Design, uninterrupted #88

October 22nd, 2010

Today’s post highlights the design of BohemiaDesign.co.uk. A carefully crafted design reflects the self-professed refined taste of a boutique shop of hand selected items – from the cerulean color palette to delicate floral background patterns in the header, from ornamental navigation arrows of product slideshows to vignette hand written fonts used in the bottom half, from simple typography to artfully themed icons of external brands.

On a less positive side, the design can be a little bit more consistent in its usage of foreground colors for section headers and links. A mix of slate blue, dark cerulean and orange is inconsistent at best and misleading at worst. It is also not immediately clear what is the interaction between the currency and country dropdowns in the expandable header bar at the top of the page. Changing a country also selects the matching currency, but changing the currency does not change the country selection.

Yet another language drop down causes automatic translation of the content and poses many more problems that it solves (or aims to solve).
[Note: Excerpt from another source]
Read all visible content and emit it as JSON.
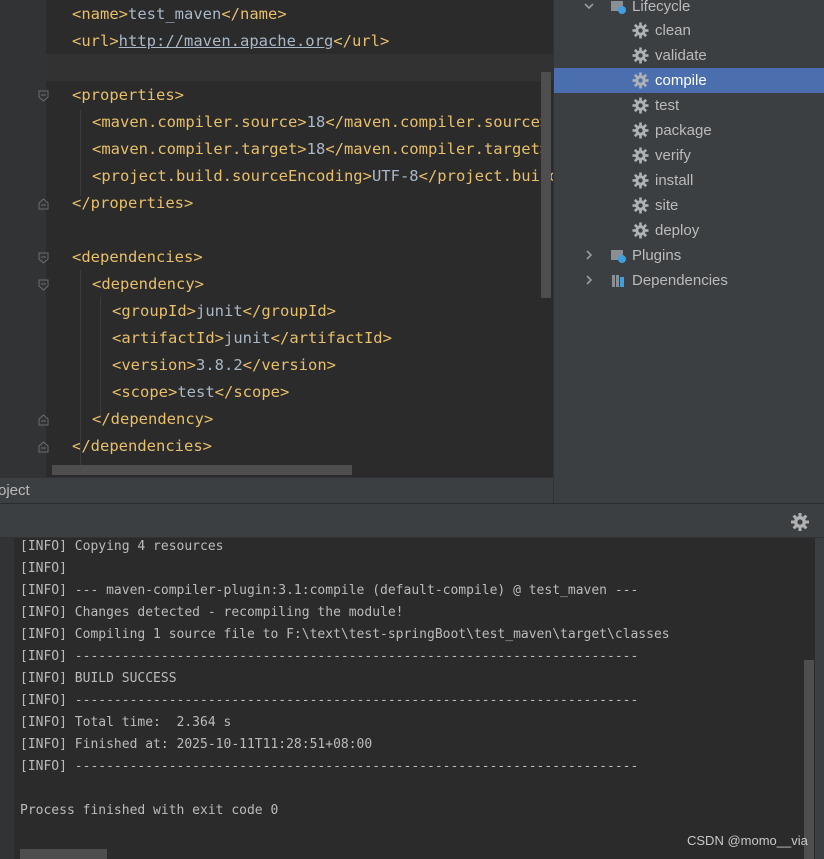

Things such as image-based menu header that remains untranslated, translated content that overflows the intended visual bounds (try switching to German and scroll all the way down), mismatch between orientation of textual and visual elements under right-to-left languages (switch to Hebrew), mix of translated and non-translated content in the same text block (switch to Russian) are just a few examples of how an automatic tool can destroy a hand tuned visual structure.

Design, uninterrupted #87

October 21st, 2010


Today’s post highlights the visuals of Le28Thiers.Fr. A rich warm color palette of mahoganies and deep peaches, fine wooden textures and baroque illustrations create an aura of exclusivity and refinement. The eye is immediately drawn to the martini glass surrounded by ripe citrus fruit and green olives. Polished wooden texture with vanishing perspective, radial highlights and blurred reflection create an inviting three dimensional scene (that is unfortunately marred by the optically incorrect reflection of the glass stem).

The menu slideshow whets the appetite by showing an attractive selection of dishes and drinks, with full size pictures shown in lightbox on clicking each item. The menu entries are also highlighted in other parts of the site, this time using a Flash-based clicker that features complex rollover effects that combine zooming, blurring and translucent description tooltips.

Design, uninterrupted #86

October 20th, 2010

Today’s post highlights the design of JeroenHoman.com. A single-page design chooses to put the portfolio as a three-column grid of small thumbnails (as opposed to a scrollable slideshow), with larger images appearing in lightboxes on click. The top part of the page features a rather haphazard mix of serif and sans-serif large fonts of wildly varying sizes. While it is a common practice to use images for high fidelity display of the text, most of the smaller texts are blurry and not well kerned (see the gap between A and U in “Beautiful design”).

I like the usage of grayscale palette that is combined with large swaths of grungy slightly “stained” background patterns to break the large vertical span of the top section. Subtle drop shadows around the portfolio thumbnails bring them slightly forward, further highlighting their strong grid. The contact form in the footer can lose some of the bold all-caps labels and use fewer font styles. With an overall simplification and cleaning of typography this can become a polished and well rounded experience.

Design, uninterrupted #85

October 19th, 2010

Today’s post highlights the design of Favela.se. A predominantly monochrome palette uses a few splashes of light pink for navigation controls and link rollovers, directing the eye towards a full-width full-color portfolio slideshow that features a smooth auto-advance animation and an ample view into the details of the specific design job. Thumbnails of recent blog entries maintain the same “widescreen” ratio as the portfolio slideshow, and two columns of text snippets separated with custom type headers bring the visual balance back to the center. The only thing i’d change would be to vertically flip the thumbnail portrait next to the contact information in the right side of the header to look towards the main content instead of away from it.